February 26, 2005

Non Satis Scire, or Something (a Div III rant)

I just submitted this to our campus free speech publication. It probably isn't of much interest to those unconnected to Hampshire.

Ralph Nader had a scolding applause line in the 2000 campaign, aimed at any young people in the audience: "if you don't turn on to politics, politics will turn on you." I arrived at Hampshire in the Fall of 2001, just before 9/11, anxious to take up his call. A funny thing has happened in the intervening period. Politics turned on us in any number of major ways (from cutting Pell Grants to the war in Iraq) -- and we're either yawning or gazing at our navels. If anything, Hampshire is a less politically active campus today than it was when I started here.

In fact, most of you have already turned the page to read the latest installment of barely-coherent drivel about reality television. Some of you are still focused on my simplistic and problematic use of categories such as "politics" and "us", a practice which is bound up in systems of hierarchy and social privilege. (That was sarcastic, folks.)

It could be because I'm a reclusive Div III just returned from field study, but I'm not even witnessing any extended serious conversations about our role in shaping the political future of a nation which is now almost completely controlled by the radical right.

It's possible this is the only progressive institution in America where those conversations aren't happening. Environmentalists are abuzz over a speech by the former president of the Sierra Club proclaiming the death of their movement. Feminists are arguing passionately about a recent essay calling for a radically different rhetorical approach to the political debate over abortion. Gay rights groups are struggling to settle on a new political and legal strategy in the wake of the anti-gay marriage backlash. Labor unions are considering huge structural changes in an attempt to become relevant again. Even the Democratic Party, in a political tailspin, just chose Howard Dean, who was something of a national joke this time a year ago, to chair its national committee.

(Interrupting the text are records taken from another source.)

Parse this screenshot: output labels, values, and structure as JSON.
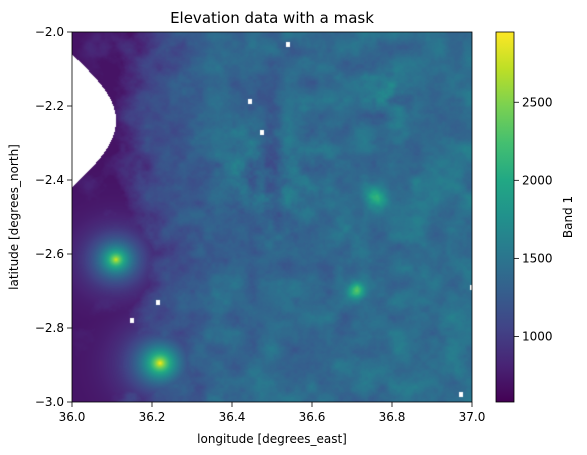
{
  "chart_data": {
    "type": "heatmap",
    "title": "Elevation data with a mask",
    "xlabel": "longitude [degrees_east]",
    "ylabel": "latitude [degrees_north]",
    "xlim": [
      36.0,
      37.0
    ],
    "ylim": [
      -3.0,
      -2.0
    ],
    "x_ticks": [
      {
        "value": 36.0,
        "label": "36.0"
      },
      {
        "value": 36.2,
        "label": "36.2"
      },
      {
        "value": 36.4,
        "label": "36.4"
      },
      {
        "value": 36.6,
        "label": "36.6"
      },
      {
        "value": 36.8,
        "label": "36.8"
      },
      {
        "value": 37.0,
        "label": "37.0"
      }
    ],
    "y_ticks": [
      {
        "value": -2.0,
        "label": "−2.0"
      },
      {
        "value": -2.2,
        "label": "−2.2"
      },
      {
        "value": -2.4,
        "label": "−2.4"
      },
      {
        "value": -2.6,
        "label": "−2.6"
      },
      {
        "value": -2.8,
        "label": "−2.8"
      },
      {
        "value": -3.0,
        "label": "−3.0"
      }
    ],
    "colorbar": {
      "label": "Band 1",
      "colormap": "viridis",
      "range": [
        580,
        2950
      ],
      "ticks": [
        {
          "value": 1000,
          "label": "1000"
        },
        {
          "value": 1500,
          "label": "1500"
        },
        {
          "value": 2000,
          "label": "2000"
        },
        {
          "value": 2500,
          "label": "2500"
        }
      ]
    },
    "features": [
      {
        "kind": "peak",
        "lon": 36.11,
        "lat": -2.615,
        "elevation": 2800,
        "spread": 0.065
      },
      {
        "kind": "peak",
        "lon": 36.22,
        "lat": -2.895,
        "elevation": 2950,
        "spread": 0.075
      },
      {
        "kind": "ridge",
        "lon": 36.76,
        "lat": -2.45,
        "elevation": 2200,
        "spread": 0.03
      },
      {
        "kind": "ridge",
        "lon": 36.71,
        "lat": -2.7,
        "elevation": 2200,
        "spread": 0.02
      },
      {
        "kind": "highland",
        "lon": 36.48,
        "lat": -2.4,
        "elevation": 1800,
        "spread": 0.12
      },
      {
        "kind": "highland",
        "lon": 36.78,
        "lat": -2.17,
        "elevation": 1800,
        "spread": 0.06
      }
    ],
    "masked": "white regions = no data (mask); large masked area at upper-left around lon 36.00–36.11, lat −2.06 to −2.42"
  }
}
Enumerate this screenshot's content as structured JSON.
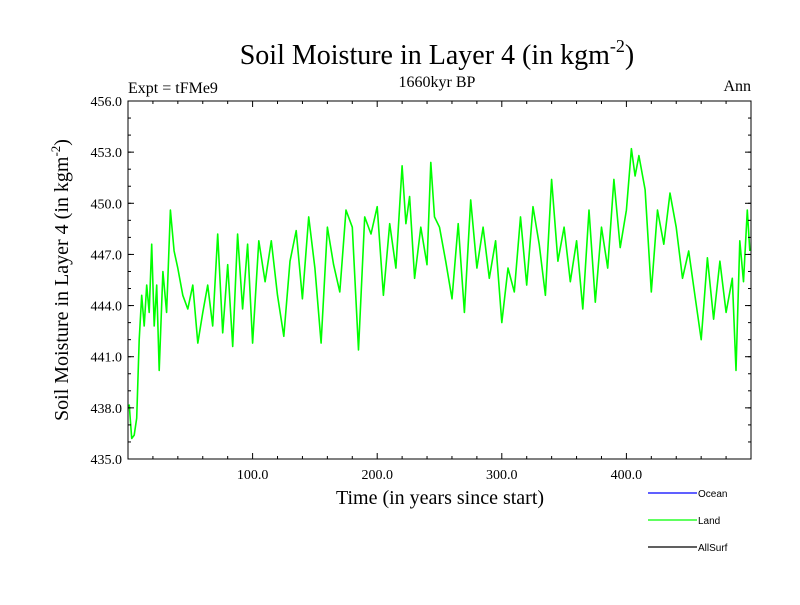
{
  "chart_data": {
    "type": "line",
    "title": "Soil Moisture in Layer 4 (in kgm",
    "title_superscript": "-2",
    "title_close": ")",
    "subtitle_left": "Expt = tFMe9",
    "subtitle_center": "1660kyr BP",
    "subtitle_right": "Ann",
    "xlabel": "Time (in years since start)",
    "ylabel": "Soil Moisture in Layer 4 (in kgm",
    "ylabel_superscript": "-2",
    "ylabel_close": ")",
    "xlim": [
      0,
      500
    ],
    "ylim": [
      435.0,
      456.0
    ],
    "x_ticks": [
      {
        "value": 100,
        "label": "100.0"
      },
      {
        "value": 200,
        "label": "200.0"
      },
      {
        "value": 300,
        "label": "300.0"
      },
      {
        "value": 400,
        "label": "400.0"
      }
    ],
    "y_ticks": [
      {
        "value": 435.0,
        "label": "435.0"
      },
      {
        "value": 438.0,
        "label": "438.0"
      },
      {
        "value": 441.0,
        "label": "441.0"
      },
      {
        "value": 444.0,
        "label": "444.0"
      },
      {
        "value": 447.0,
        "label": "447.0"
      },
      {
        "value": 450.0,
        "label": "450.0"
      },
      {
        "value": 453.0,
        "label": "453.0"
      },
      {
        "value": 456.0,
        "label": "456.0"
      }
    ],
    "legend": [
      {
        "name": "Ocean",
        "color": "#0000ff"
      },
      {
        "name": "Land",
        "color": "#00ff00"
      },
      {
        "name": "AllSurf",
        "color": "#000000"
      }
    ],
    "series": [
      {
        "name": "Land",
        "color": "#00ff00",
        "x": [
          1,
          3,
          5,
          7,
          9,
          11,
          13,
          15,
          17,
          19,
          21,
          23,
          25,
          28,
          31,
          34,
          37,
          40,
          44,
          48,
          52,
          56,
          60,
          64,
          68,
          72,
          76,
          80,
          84,
          88,
          92,
          96,
          100,
          105,
          110,
          115,
          120,
          125,
          130,
          135,
          140,
          145,
          150,
          155,
          160,
          165,
          170,
          175,
          180,
          185,
          190,
          195,
          200,
          205,
          210,
          215,
          220,
          223,
          226,
          230,
          235,
          240,
          243,
          246,
          250,
          255,
          260,
          265,
          270,
          275,
          280,
          285,
          290,
          295,
          300,
          305,
          310,
          315,
          320,
          325,
          330,
          335,
          340,
          345,
          350,
          355,
          360,
          365,
          370,
          375,
          380,
          385,
          390,
          395,
          400,
          404,
          407,
          410,
          415,
          420,
          425,
          430,
          435,
          440,
          445,
          450,
          455,
          460,
          465,
          470,
          475,
          480,
          485,
          488,
          491,
          494,
          497,
          499
        ],
        "values": [
          438.2,
          436.2,
          436.4,
          437.4,
          442.0,
          444.6,
          442.8,
          445.2,
          443.6,
          447.6,
          442.8,
          445.2,
          440.2,
          446.0,
          443.6,
          449.6,
          447.2,
          446.2,
          444.6,
          443.8,
          445.2,
          441.8,
          443.6,
          445.2,
          442.8,
          448.2,
          442.4,
          446.4,
          441.6,
          448.2,
          443.8,
          447.6,
          441.8,
          447.8,
          445.4,
          447.8,
          444.6,
          442.2,
          446.6,
          448.4,
          444.4,
          449.2,
          446.2,
          441.8,
          448.6,
          446.4,
          444.8,
          449.6,
          448.6,
          441.4,
          449.2,
          448.2,
          449.8,
          444.6,
          448.8,
          446.2,
          452.2,
          448.8,
          450.4,
          445.6,
          448.6,
          446.4,
          452.4,
          449.2,
          448.6,
          446.6,
          444.4,
          448.8,
          443.6,
          450.2,
          446.2,
          448.6,
          445.6,
          447.8,
          443.0,
          446.2,
          444.8,
          449.2,
          445.2,
          449.8,
          447.6,
          444.6,
          451.4,
          446.6,
          448.6,
          445.4,
          447.8,
          443.8,
          449.6,
          444.2,
          448.6,
          446.2,
          451.4,
          447.4,
          449.6,
          453.2,
          451.6,
          452.8,
          450.8,
          444.8,
          449.6,
          447.6,
          450.6,
          448.6,
          445.6,
          447.2,
          444.6,
          442.0,
          446.8,
          443.2,
          446.6,
          443.6,
          445.6,
          440.2,
          447.8,
          445.4,
          449.6,
          447.2
        ]
      }
    ]
  }
}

All of this is happening out in the open, and not just among political elites: pragmatic, profound conversations about how to build a new American left are happening everywhere, from cyberspace to coffee shops. Virtually everyone I know at Hampshire has at least some interest in the political groups mentioned above. And the conservative movement, having seized control of the federal government and bullied the press into submission, is now turning its fire to academia, which means we have a vested self-interest in fighting back. But we're still not engaging in the realities of national politics, preferring to fight the same provincial battles and continue the same irrelevant conversations using an academic vocabulary that hasn't changed in decades.

Hampshire aims to "graduate men and women with the skills and perspectives needed for understanding and participating responsibly in a complex world." We're very good at the perspectives and the understanding. It's a shame we can't seem to get serious about the skills and the participation.